PACIFIC COUNTY — For the first time ever, Baird’s sandpipers have been reported on the Willapa National Wildlife Refuge and elsewhere on the Long Beach Peninsula. eBird, the bird-sighting database housed at Cornell University’s Ornithological Lab, reveals that a few of these sandpipers were sighted here between Aug. 2 and Aug. 7. More specifically, Baird’s have been seen at Cape D, Benson Beach, the Seaview approach and at the refuge’s Leadbetter Point.
The Baird’s sandpiper is an uncommon migrant in Pacific County and as such is designated as a species that is usually seen annually, but is hard to find. Its breeding grounds are located in the tundra of the high Arctic, and the staging grounds for their southern migration to their wintering area in South America are in southern Canada and the northern U.S. In total, some of these sandpipers travel over 9,000 miles round trip with Tierra del Fuego being the furthest destination southward.

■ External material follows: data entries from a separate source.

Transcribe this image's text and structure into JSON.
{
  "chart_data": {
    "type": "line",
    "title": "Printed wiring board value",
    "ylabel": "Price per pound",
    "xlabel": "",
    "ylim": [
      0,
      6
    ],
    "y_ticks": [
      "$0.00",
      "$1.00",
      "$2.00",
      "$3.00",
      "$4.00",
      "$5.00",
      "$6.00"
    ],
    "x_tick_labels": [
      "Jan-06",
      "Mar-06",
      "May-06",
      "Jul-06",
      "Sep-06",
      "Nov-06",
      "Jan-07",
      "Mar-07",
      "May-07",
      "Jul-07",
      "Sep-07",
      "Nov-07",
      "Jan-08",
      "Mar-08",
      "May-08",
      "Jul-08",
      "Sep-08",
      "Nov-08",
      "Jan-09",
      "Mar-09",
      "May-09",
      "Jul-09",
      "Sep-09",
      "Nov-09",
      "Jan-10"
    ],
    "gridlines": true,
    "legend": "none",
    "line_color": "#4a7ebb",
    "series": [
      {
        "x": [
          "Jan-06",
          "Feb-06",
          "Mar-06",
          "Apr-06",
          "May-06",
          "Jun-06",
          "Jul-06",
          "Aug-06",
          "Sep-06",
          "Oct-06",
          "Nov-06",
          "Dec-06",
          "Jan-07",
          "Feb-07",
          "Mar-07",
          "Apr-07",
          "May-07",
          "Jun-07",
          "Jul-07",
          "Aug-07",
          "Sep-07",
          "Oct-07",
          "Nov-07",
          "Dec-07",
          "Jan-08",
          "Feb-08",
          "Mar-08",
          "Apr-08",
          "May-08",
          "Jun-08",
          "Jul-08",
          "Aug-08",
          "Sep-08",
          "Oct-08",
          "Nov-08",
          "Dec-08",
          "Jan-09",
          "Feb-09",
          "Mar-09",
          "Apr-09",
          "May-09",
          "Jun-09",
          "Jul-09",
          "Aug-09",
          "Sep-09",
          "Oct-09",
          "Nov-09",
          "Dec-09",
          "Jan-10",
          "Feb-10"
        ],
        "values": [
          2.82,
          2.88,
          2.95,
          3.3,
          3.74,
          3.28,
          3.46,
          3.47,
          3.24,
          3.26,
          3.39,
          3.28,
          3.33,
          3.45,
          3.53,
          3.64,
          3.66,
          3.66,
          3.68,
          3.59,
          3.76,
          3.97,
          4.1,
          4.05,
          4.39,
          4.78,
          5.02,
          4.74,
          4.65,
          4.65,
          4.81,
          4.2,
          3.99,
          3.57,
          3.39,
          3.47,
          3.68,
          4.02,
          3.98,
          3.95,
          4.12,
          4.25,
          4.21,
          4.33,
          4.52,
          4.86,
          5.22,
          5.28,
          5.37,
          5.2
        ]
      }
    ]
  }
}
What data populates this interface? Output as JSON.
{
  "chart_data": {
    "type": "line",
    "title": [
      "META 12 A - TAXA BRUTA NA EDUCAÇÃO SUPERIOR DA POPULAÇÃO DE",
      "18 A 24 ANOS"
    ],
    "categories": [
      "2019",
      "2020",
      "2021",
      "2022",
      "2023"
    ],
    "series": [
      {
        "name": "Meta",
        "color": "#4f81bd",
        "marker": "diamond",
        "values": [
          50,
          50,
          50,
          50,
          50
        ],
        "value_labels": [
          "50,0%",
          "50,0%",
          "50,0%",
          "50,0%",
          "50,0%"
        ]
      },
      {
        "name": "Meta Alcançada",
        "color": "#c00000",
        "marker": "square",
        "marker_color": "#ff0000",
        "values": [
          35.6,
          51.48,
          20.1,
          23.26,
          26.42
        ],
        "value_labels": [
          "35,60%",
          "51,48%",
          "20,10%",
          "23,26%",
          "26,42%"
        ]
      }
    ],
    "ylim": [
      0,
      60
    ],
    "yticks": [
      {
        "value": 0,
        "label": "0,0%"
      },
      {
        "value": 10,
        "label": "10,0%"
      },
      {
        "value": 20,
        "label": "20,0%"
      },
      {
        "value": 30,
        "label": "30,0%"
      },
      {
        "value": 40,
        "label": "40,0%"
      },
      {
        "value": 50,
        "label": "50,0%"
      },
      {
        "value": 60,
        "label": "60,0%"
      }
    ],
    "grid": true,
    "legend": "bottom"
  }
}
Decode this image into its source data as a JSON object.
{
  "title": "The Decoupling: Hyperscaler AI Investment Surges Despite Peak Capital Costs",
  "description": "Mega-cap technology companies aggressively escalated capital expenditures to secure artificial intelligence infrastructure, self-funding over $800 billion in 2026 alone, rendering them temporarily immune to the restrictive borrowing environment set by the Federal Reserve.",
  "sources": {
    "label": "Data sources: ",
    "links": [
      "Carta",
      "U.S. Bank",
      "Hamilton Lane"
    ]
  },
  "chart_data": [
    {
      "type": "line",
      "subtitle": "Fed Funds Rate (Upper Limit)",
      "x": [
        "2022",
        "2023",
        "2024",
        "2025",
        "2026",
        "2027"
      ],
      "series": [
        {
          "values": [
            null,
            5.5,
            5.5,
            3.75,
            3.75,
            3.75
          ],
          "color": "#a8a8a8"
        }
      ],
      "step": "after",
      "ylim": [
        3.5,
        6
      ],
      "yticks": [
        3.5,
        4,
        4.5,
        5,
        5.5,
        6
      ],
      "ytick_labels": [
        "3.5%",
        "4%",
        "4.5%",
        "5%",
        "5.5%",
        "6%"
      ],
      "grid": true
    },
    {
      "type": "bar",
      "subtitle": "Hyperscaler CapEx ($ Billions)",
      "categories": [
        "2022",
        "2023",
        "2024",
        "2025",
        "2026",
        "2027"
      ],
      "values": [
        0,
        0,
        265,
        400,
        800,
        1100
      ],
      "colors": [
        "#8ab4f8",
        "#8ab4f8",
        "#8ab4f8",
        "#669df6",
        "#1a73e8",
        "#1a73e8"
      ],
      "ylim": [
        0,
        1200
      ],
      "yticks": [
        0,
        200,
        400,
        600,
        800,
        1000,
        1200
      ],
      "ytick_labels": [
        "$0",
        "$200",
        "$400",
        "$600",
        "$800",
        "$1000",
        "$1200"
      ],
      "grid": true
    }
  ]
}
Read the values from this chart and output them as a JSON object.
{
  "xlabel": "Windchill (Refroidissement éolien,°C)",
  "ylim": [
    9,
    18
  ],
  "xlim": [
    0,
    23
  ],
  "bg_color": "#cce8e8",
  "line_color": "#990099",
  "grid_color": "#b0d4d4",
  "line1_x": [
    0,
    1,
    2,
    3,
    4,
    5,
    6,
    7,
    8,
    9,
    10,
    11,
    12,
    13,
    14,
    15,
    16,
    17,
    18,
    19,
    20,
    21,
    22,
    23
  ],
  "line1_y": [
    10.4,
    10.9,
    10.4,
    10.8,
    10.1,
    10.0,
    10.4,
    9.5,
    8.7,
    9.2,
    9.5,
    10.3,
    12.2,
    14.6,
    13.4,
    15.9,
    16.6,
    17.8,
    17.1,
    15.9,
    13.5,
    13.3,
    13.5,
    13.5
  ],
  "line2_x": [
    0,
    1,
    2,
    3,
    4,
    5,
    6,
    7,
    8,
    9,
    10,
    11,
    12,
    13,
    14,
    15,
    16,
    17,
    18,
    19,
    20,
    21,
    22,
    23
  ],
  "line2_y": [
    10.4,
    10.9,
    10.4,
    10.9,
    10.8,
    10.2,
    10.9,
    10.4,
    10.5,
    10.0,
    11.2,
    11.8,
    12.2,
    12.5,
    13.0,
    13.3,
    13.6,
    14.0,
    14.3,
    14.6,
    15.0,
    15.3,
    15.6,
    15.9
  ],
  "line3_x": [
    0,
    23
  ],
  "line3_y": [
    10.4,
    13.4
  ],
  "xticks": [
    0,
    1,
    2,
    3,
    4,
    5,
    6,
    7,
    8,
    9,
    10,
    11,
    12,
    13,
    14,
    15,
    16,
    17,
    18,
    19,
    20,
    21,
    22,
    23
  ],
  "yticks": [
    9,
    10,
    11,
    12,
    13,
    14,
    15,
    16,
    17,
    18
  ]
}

In all plumages, Baird’s sandpipers have relatively short legs and extra long wings that extend beyond the tail tip, which is double-notched, giving it a tapered-looking appearance. It has a short all-black bill and black legs, which are diagnostic of the species compared to similar shorebirds. Juveniles are the most likely Baird’s to be seen at this time of year in our area as opposed to adult birds. They have a neat scaly pattern on the upper-side and a buffy breast band. Overall, they appear to be brownish in color.
Unlike many other similar species of shorebirds, the Baird’s sandpiper tends to forage on the drier upper areas of beaches, and often feeds in grassy areas such as sand dunes. It is rarely seen on mudflats or in water. In addition, it is often seen with the buff-breasted sandpiper (See the Observer, Aug. 9, 2017). Generally speaking, Baird’s are usually seen in small flocks. A flock of four was the largest seen at one time so far this year.
Now that it has been observed in our area, it will be added to the Willapa National Wildlife Refuge’s Checklist of Birds. Shorebird migration continues to show increases not only in the number of individuals seen, but also in the number of species observed. This seems to be a good year for rarities. Have you been out on the beach to have a look yet?